Mini Review ARTICLE
Anti-angiogenic therapeutic strategies in hereditary hemorrhagic telangiectasia
- 1Department of Pediatrics, The Hospital for Sick Children, Toronto, ON, Canada
- 2Molecular Structure and Function Program, Peter Gilgan Centre for Research and Learning, The Hospital for Sick Children, Toronto, ON, Canada
- 3Department of Immunology, University of Toronto, Toronto, ON, Canada
- 4Heart and Stroke Richard Lewar Centre of Excellence, University of Toronto, Toronto, ON, Canada
Hereditary hemorrhagic telangiectasia (HHT) is an autosomal dominant vascular dysplastic disorder, characterized by recurrent nosebleeds (epistaxis), multiple telangiectases and arteriovenous malformations (AVMs) in major organs. Mutations in Endoglin (ENG or CD105) and Activin receptor-like kinase 1 (ACVRL1 or ALK1) genes of the TGF-β superfamily receptors are responsible for HHT1 and HHT2 respectively and account for the majority of HHT cases. Haploinsufficiency in ENG and ALK1 is recognized at the underlying cause of HHT. However, the mechanisms responsible for the predisposition to and generation of AVMs, the hallmark of this disease, are poorly understood. Recent data suggest that dysregulated angiogenesis contributes to the pathogenesis of HHT and that the vascular endothelial growth factor, VEGF, may be implicated in this disease, by modulating the angiogenic–angiostatic balance in the affected tissues. Hence, anti-angiogenic therapies that target the abnormal vessels and restore the angiogenic–angiostatic balance are candidates for treatment of HHT. Here we review the experimental evidence for dysregulated angiogenesis in HHT, the anti-angiogenic therapeutic strategies used in animal models and some patients with HHT and the potential benefit of the anti-angiogenic treatment for ameliorating this severe, progressive vascular disease.

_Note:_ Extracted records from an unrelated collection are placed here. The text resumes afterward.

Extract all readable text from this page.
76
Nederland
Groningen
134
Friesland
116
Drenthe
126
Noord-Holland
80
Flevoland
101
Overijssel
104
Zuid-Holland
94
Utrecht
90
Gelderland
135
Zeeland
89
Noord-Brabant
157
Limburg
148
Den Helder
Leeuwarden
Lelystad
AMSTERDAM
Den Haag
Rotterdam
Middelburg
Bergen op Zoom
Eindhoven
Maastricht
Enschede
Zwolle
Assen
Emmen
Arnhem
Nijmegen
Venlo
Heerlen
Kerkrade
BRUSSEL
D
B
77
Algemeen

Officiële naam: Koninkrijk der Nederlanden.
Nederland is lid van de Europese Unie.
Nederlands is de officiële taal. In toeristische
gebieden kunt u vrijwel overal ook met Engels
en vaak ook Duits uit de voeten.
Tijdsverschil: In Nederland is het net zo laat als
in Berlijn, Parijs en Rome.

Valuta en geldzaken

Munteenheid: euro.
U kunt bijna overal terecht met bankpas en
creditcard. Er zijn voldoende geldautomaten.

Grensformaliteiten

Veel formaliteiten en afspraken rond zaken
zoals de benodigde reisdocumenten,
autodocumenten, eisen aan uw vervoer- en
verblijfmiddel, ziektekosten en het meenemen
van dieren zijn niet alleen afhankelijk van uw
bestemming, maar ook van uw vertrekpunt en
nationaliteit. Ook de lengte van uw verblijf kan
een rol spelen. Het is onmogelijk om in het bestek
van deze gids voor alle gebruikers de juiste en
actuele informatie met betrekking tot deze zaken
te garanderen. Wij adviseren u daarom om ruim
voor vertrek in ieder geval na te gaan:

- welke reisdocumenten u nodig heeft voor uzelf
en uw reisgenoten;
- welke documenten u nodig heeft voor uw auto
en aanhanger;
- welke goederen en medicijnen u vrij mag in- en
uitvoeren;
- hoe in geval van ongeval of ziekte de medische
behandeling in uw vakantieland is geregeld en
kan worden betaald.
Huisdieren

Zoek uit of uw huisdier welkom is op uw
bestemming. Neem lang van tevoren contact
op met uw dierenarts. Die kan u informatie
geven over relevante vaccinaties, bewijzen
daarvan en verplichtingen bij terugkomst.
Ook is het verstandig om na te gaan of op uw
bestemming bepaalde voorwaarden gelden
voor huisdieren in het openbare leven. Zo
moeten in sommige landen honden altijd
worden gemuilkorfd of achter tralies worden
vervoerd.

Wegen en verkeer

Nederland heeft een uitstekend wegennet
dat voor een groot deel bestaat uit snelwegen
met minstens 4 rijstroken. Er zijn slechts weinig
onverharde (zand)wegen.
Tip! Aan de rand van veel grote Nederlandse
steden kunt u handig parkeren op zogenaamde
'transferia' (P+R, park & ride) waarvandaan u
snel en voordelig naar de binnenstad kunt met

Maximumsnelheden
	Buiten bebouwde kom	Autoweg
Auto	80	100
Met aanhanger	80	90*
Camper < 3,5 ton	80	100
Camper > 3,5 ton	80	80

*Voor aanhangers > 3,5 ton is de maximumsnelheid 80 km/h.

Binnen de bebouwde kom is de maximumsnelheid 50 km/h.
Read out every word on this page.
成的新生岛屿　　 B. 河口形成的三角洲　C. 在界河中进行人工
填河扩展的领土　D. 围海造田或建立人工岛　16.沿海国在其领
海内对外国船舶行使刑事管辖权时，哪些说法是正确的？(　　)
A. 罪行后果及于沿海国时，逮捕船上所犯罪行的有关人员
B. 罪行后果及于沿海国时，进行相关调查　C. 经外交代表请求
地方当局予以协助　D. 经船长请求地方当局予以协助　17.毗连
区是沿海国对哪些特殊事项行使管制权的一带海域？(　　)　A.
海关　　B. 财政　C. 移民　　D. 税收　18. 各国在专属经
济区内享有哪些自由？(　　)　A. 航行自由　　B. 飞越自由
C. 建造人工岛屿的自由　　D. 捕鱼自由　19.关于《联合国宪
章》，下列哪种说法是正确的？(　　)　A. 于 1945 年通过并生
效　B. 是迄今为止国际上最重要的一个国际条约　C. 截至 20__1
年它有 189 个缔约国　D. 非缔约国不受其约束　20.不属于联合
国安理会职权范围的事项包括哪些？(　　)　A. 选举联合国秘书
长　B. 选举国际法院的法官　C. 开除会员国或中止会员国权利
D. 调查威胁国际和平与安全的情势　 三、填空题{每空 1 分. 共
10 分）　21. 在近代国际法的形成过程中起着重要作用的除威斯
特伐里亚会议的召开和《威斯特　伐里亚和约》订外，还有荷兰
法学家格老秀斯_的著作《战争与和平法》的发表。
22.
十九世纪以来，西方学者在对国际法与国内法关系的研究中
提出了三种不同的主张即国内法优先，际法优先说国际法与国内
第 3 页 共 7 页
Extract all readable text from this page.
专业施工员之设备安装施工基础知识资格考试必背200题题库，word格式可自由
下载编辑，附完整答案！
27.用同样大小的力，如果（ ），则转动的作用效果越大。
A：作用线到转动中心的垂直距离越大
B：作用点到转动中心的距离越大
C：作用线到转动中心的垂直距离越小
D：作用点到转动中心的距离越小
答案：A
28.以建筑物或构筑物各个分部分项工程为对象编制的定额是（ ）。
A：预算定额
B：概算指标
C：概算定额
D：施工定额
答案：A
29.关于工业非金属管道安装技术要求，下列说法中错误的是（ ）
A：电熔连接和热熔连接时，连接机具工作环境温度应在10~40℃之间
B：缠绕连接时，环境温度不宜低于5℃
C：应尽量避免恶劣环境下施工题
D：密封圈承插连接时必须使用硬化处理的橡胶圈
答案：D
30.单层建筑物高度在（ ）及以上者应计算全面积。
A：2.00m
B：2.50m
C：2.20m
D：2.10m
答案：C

HHT is a Severe Systemic Vascular Dysplastic Disease
Hereditary hemorrhagic telangiectasia (HHT) is an inherited systemic vascular dysplastic disorder, associated with multiple mucocutaneous telangiectases, recurrent nasal and gastrointestinal bleeding episodes and large arteriovenous malformations (AVMs) in lungs, liver and brain. More than 80% of HHT patients carry a mutation in Endoglin (ENG; HHT1) or Activin receptor-like kinase 1 (ACVRL1; HHT2) genes that code for receptors of the transforming growth factor β (TGF-β) superfamily. Reduced expression of ENG and ACVRL1 (haploinsufficiency) leads to a similar HHT phenotype. However, there is a higher incidence of pulmonary and cerebral AVMs in HHT1, while hepatic AVMs and gastrointestinal telangiectases are more often diagnosed in HHT2 patients (Friesel et al., 1987; Govani and Shovlin, 2009; Storch and Hoeger, 2010). This suggests that the HHT phenotype is influenced by the tissue distribution and function of ENG and ACVRL1. Although pulmonary arterial hypertension (PAH) is a much rarer event than the occurrence of HHT, it has also been associated with ACVRL1 and ENG mutations (Govani and Shovlin, 2009). In these cases, PAH likely results from a dysfunctional relationship between ACVRL1, ENG and the bone morphogenic protein receptor type II, BMPR2, another member of the TGF-β superfamily of receptors, whose mutations are often the cause of inherited as well as sporadic cases of PAH (Atkinson et al., 2002). Despite extensive work in HHT, no cure for this disease exists. Symptomatic treatments, including AVM embolization, offer some relief, yet HHT is a progressive, severe and potentially life-threatening disease. Recent experimental data and some clinical studies suggest that anti-angiogenic therapies targeting the abnormal vasculature may have some benefits in HHT.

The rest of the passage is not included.